すでにMicrosoftやCiscoやOracleは目覚めている。彼らの発行する資格は「公的」には紙切れだ。しかしすでにそれを持つ事による職業的優位を確立しつつある。もしYahoo!やGoogleが「免許を持つサイトのみインデックスします」と言ったらどうなるのだろう?
無邪気な無免許者の方がまだましというものではないか?(太字はBigBangが付与)
【参考記事】
●オーバーチュアを、日本ビデオニュース社が提訴(2)---広告活動と表現の自由について
●オーバーチュアを、日本ビデオニュース社が提訴---試練はマーケットが加えるべきであろう。
【参考リンク】
●IT企業の非公共性が中国的ネット社会をもたらす可能性はないか、というメモ~googlezon、最良の、そして最悪の時代(踊る新聞屋)
●公衆浴場よりも表現の自由の場の方が公共性は高いのでは?(情報流通促進計画 by ヤメ記者弁護士)
●免許?誰が出すんだそんなもん?(404 Blog Not Found)
●ネットメディアは無免許運転の暴走車なのかもしれない(ガ島通信)
●★阿修羅♪サイトはヤフー八分になってます(阿修羅♪の日記)
2005 12 31 [経済・政治・国際] | 固定リンク | コメント(4) | トラックバック
December 30, 2005
オーバーチュアを、日本ビデオニュース社が提訴(2)---広告活動と表現の自由について
おそらく先の記事を読んで、こちらから批判的トラックバックをいただいたと思うので、この問題をもう少し論じる。

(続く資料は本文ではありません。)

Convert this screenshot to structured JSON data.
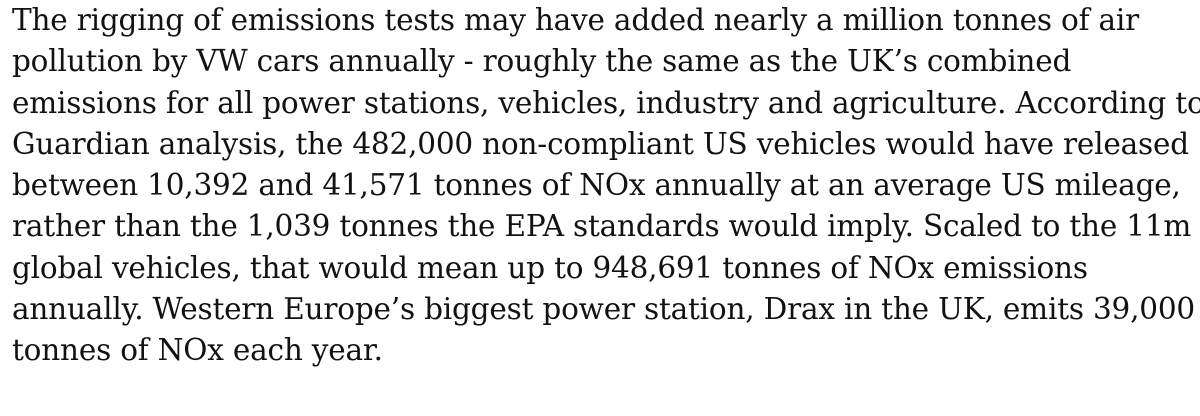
{
  "article": {
    "paragraph_lines": [
      "The rigging of emissions tests may have added nearly a million tonnes of air",
      "pollution by VW cars annually - roughly the same as the UK’s combined",
      "emissions for all power stations, vehicles, industry and agriculture. According to",
      "Guardian analysis, the 482,000 non-compliant US vehicles would have released",
      "between 10,392 and 41,571 tonnes of NOx annually at an average US mileage,",
      "rather than the 1,039 tonnes the EPA standards would imply. Scaled to the 11m",
      "global vehicles, that would mean up to 948,691 tonnes of NOx emissions",
      "annually. Western Europe’s biggest power station, Drax in the UK, emits 39,000",
      "tonnes of NOx each year."
    ]
  },
  "colors": {
    "text": "#121212",
    "background": "#ffffff"
  }
}
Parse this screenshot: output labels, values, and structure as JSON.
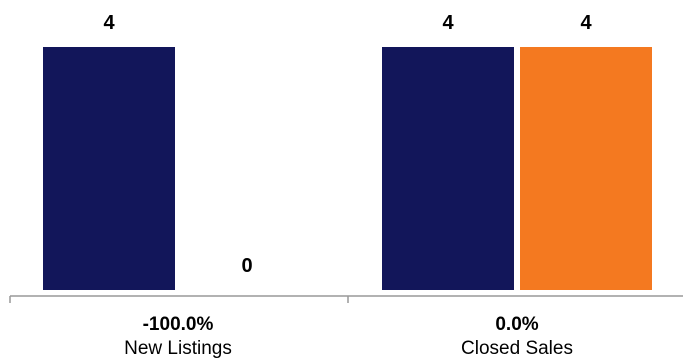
{
  "chart_data": {
    "type": "bar",
    "categories": [
      "New Listings",
      "Closed Sales"
    ],
    "change_labels": [
      "-100.0%",
      "0.0%"
    ],
    "series": [
      {
        "color": "#12165a",
        "values": [
          4,
          4
        ]
      },
      {
        "color": "#f47920",
        "values": [
          0,
          4
        ]
      }
    ],
    "value_labels": [
      [
        "4",
        "0"
      ],
      [
        "4",
        "4"
      ]
    ],
    "ylim": [
      0,
      4
    ]
  }
}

今回の問題は日本ビデオニュースが、オーバーチュア社から、検索連動型広告の掲載を拒絶されたということである。その結果、日本ビデオニュース社の検索連動広告が、最初は特定のキーワードから表示できなくなった。ついにはサイト全体に対して、「広告主として不適格」という判断をオーバーチュア社からされたことにより、終には全く検索表示広告が表示されなくなってしまった。
前のエントリーにも挙げたように、ここで僕は了見の狭いオーバーチュア社に味方をする気はない。ないが、日本ビデオニュース社の「表現の自由」が侵害されたとまでは言えないと思う。その根拠は
●トラックバック先で引用された、「交通事故により受傷した救急患者の治療を拒否しその後患者が死亡した場合において、診療拒否に正当事由がないとして市に不法行為責任が認められた事例」や 「公衆浴場が入場拒否して違法とされた事例」と、インターネット上における検索広告とでは明らかに公共性の度合いが違う。例示された2例はいずれも契約を拒否されることで、生存権や生活権の根本を脅かされる重大な権利侵害が生じるが、本件では広告契約を拒絶されただけであり、権利侵害の重大度が違う。これらを一緒に言及することは乱暴ではないか。
そもそも、日本ビデオニュース社は、単に検索サイトへの広告契約を拒絶されただけであって、インターネット空間に自説を発信する権利そのものはなんら侵害されていない。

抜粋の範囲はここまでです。